そして Firestore のエミュレータに接続したい場合、以下のように環境変数FIRESTORE_EMULATOR_HOSTに値をセットすると勝手に繋ぎにいってくれます。

export FIRESTORE_EMULATOR_HOST="127.0.0.1:8080"

ただし、この環境変数が設定されていると、すべてのgetFirestore()呼び出しでエミュレータと接続する firestore インスタンスを取得しようとしてしまいます。

片方は本物のプロジェクト、もう片方はエミュレータに接続する方法が無いか調べたところ、全く同じことをやってくれていた issue がありました。

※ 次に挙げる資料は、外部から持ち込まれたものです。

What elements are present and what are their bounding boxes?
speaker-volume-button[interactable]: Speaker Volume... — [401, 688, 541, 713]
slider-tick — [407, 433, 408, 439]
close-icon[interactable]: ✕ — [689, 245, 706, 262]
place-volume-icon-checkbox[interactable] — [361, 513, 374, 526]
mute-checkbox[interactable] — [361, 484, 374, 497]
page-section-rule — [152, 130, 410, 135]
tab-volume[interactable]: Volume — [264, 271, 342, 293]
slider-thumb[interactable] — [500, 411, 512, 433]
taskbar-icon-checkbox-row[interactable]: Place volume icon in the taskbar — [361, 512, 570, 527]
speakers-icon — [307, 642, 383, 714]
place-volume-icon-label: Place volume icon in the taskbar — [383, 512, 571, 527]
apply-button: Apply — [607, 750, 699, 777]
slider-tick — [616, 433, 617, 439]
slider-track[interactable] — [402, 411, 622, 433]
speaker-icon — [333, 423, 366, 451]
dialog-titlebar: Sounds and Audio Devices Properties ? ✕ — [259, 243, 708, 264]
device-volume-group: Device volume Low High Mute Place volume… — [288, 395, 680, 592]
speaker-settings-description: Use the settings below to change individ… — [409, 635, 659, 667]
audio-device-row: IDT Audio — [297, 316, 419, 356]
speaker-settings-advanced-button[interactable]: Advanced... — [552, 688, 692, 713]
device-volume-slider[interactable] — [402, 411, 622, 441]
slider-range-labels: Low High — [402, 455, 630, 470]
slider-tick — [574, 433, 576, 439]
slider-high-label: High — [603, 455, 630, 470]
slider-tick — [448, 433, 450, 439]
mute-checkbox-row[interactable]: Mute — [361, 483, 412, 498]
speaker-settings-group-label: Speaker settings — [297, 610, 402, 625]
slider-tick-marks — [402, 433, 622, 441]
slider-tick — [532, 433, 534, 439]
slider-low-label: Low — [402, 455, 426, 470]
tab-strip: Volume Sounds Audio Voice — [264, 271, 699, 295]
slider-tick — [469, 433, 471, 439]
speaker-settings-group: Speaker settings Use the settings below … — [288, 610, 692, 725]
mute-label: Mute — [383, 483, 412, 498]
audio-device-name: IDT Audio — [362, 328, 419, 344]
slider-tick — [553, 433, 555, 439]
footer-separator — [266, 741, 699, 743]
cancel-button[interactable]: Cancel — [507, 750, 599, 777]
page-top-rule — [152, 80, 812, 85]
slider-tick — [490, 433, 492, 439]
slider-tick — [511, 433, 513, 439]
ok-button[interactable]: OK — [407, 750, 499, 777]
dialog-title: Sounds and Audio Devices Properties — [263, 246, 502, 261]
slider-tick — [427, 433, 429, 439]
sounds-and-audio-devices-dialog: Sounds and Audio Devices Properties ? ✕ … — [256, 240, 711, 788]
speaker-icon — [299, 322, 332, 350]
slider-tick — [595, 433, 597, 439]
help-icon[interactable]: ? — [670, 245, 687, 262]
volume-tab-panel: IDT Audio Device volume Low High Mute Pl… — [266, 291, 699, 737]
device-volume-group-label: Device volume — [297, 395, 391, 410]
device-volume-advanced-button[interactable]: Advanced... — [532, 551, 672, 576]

https://github.com/firebase/firebase-admin-node/issues/776#issuecomment-1322803407

本物のプロジェクトに接続する firestore インスタンスを取得した後に、ランタイムで環境変数を設定してエミュレータに接続する firestore インスタンスを取得するという方法です。

const realApp = initializeApp(
  {
    projectId: 'real-project',
  },
  'real-app',
)
// 本物のプロジェクトのfirestore
const realFirestore = getFirestore(realApp)

process.env.FIRESTORE_EMULATOR_HOST = '127.0.0.1:8080'
const emuApp = initializeApp(
  {
    projectId: 'emulator',
  },
  'emulator-app',
)
// エミュレータのfirestore
const emuFirestore = getFirestore(emuApp)

注意として、FIRESTORE_EMULATOR_HOSTは app の初期化時ではなくgetFirestore()の呼び出し時に参照されるようなので、環境変数のセット前にgetFirestore()まで呼び出す必要があります。

ランタイムで環境変数を書き換えるのでプロダクションコード中では使いたくないですが、テストコードや簡単なスクリプトなどで役に立つかもしれません。

まとめ

そんなに需要があるユースケースでは無い気がしますが、一応本物プロジェクトとエミュレータに同時に接続出来るよという話でした。

試していないですが、firestore 以外のサービスでも出来るかもしれません。